Zwei alten Linden am Wegesrand nehmen schützend eine Kapelle in ihre Mitte. Dahinter hat schon wieder das Trio Prozorov-Ferstl-Dés Aufstellung genommen. Die Wandernden sind dankbar fürs Verschnaufen, auch wenn sie bisher nicht einmal eine Stunde unterwegs waren. Sie breiten mitgebrachte Decken aus, entledigen sich der Rucksäcke und Wanderschuhe, strecken sich im Gras aus und lassen sich von der Musik in freier Natur in leichte Traumwelten entführen. Mitunter trägt der Wind das Gebimmel von Kühen auf der nahen Weide herüber.
Es hat etwas Entspannend-Friedliches, während man so daliegt und zu den Klängen in den Himmel schaut oder auf die nächsten Hügelkuppen, über deren zartgrünes Gras man gerne mit einer Riesenhand streicheln möchte.
Nach ein zwei Zugaben, erhebt sich die Hundertschaft wieder. Aus passiven Zuhörern werden wieder aktive Wanderer. Von der Hubbergkapelle führt der Weg in den Wald und knapp einhundert Meter zum Gipfel des 687 Meter hohen Hubbergs. Tatsächlich erhebt sich ein Gipfelkreuz zwischen den Bäumen, wo einander einige der Wanderer fotografieren. Der Berg ist bezwungen, auch wenn es nur ein Hügel im Voralpenland ist.
Von da ist es nicht mehr weit zur Labstelle, dem Heurigen Ekamp, der auf einem der sanften Bergleins sitzt. Doch hier beginnt die Logistik zur ruckeln. Wenn 180 Personen ziemlich gleichzeitig essen und trinken wollen, lässt sich das nicht mit einer noch so eifrigen Wirtsfamilie abdecken.
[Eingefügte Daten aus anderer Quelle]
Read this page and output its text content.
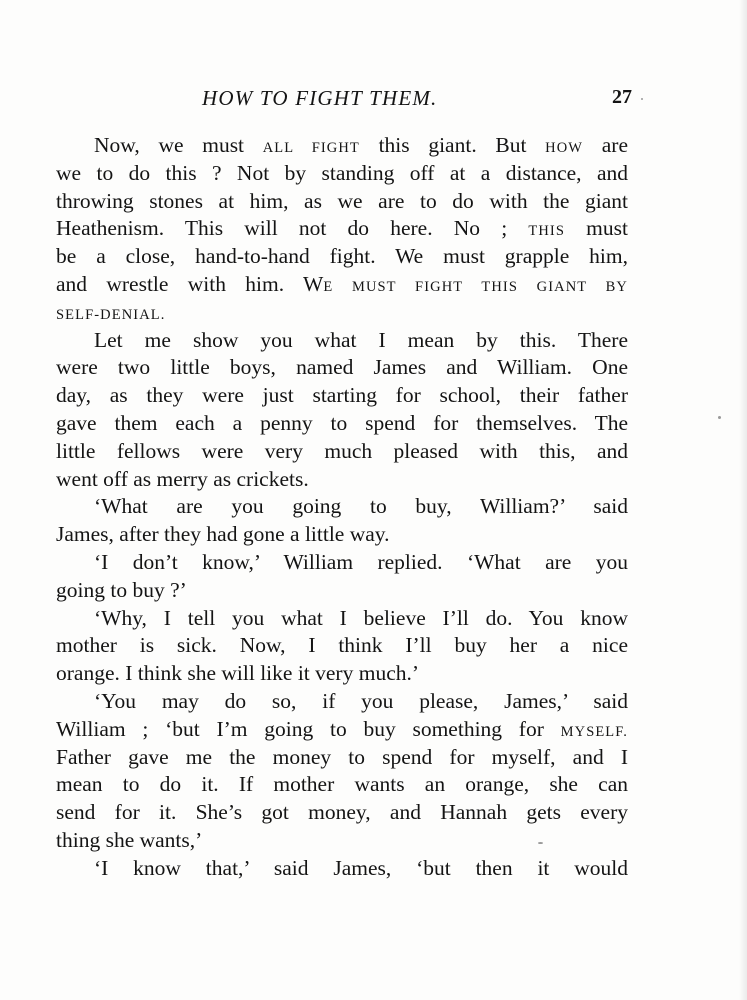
HOW TO FIGHT THEM.	27
Now, we must ALL FIGHT this giant. But HOW are
we to do this ? Not by standing off at a distance, and
throwing stones at him, as we are to do with the giant
Heathenism. This will not do here. No ; THIS must
be a close, hand-to-hand fight. We must grapple him,
and wrestle with him. WE MUST FIGHT THIS GIANT BY
SELF-DENIAL.
Let me show you what I mean by this. There
were two little boys, named James and William. One
day, as they were just starting for school, their father
gave them each a penny to spend for themselves. The
little fellows were very much pleased with this, and
went off as merry as crickets.
‘What are you going to buy, William?’ said
James, after they had gone a little way.
‘I don’t know,’ William replied. ‘What are you
going to buy ?’
‘Why, I tell you what I believe I’ll do. You know
mother is sick. Now, I think I’ll buy her a nice
orange. I think she will like it very much.’
‘You may do so, if you please, James,’ said
William ; ‘but I’m going to buy something for MYSELF.
Father gave me the money to spend for myself, and I
mean to do it. If mother wants an orange, she can
send for it. She’s got money, and Hannah gets every
thing she wants,’
‘I know that,’ said James, ‘but then it would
Von der Oma bis zum Schulkind sind alle im Einsatz, und doch dauert es für manche die gesamte Pause von eineinhalb Stunden, bis sie an ihr Schafkäse- oder Schinkenbrot und ihren Most kommen.
Um diese Zeit sitzen nämlich die meisten schon wieder vor dem Lokal im Gras, in Liegestühlen oder auf Holzbänken und warten auf die Darbietungen der Strottern. Die zwei in Österreich gut bekannten Sänger schräger Wienerlieder begeistern auch die Wanderer im Mostviertel.
Nach einer Stunde Kulturgenuss zu Füßen eines alten Baumes, der weit seine Äste über das Geschehen darunter breitet, machen sich die zwei- und vierbeinigen Teilnehmenden an den diesjährigen Gipfelklängen, denn auch Hunde sind an diesem Tag mit von der Partie, bereit zum Abstieg. Ausgezeichnet hat es ihr gefallen, sagt Eva Spreitzer. Sie kommt sogar aus Ybbsitz, dem Ausgangspunkt der Wanderung. Das Schöne sei, dass es jedes Mal anders ist, sagt sie: Eine andere Route, andere Musik. Und darum hat sie sich den Termin für nächstes Jahr schon vorgemerkt. Und wenn es gleichsam um die Ecke von daheim ist, empfindet sie es noch einmal so erfreulich.
Der Rückweg ist zwar identisch zum Aufstieg, doch hält er einen anderen Blick bereit: In die Gegenrichtung und zur untergehenden Sonne, die sich über weich gewellte Landschaft senkt. Beschwingt geht es die Hügel abwärts, beschwingt von der Musik und einem außergewöhnlichen Erlebnis, das gesunde Bewegung und Kultur auf harmonische Weise verbunden hat.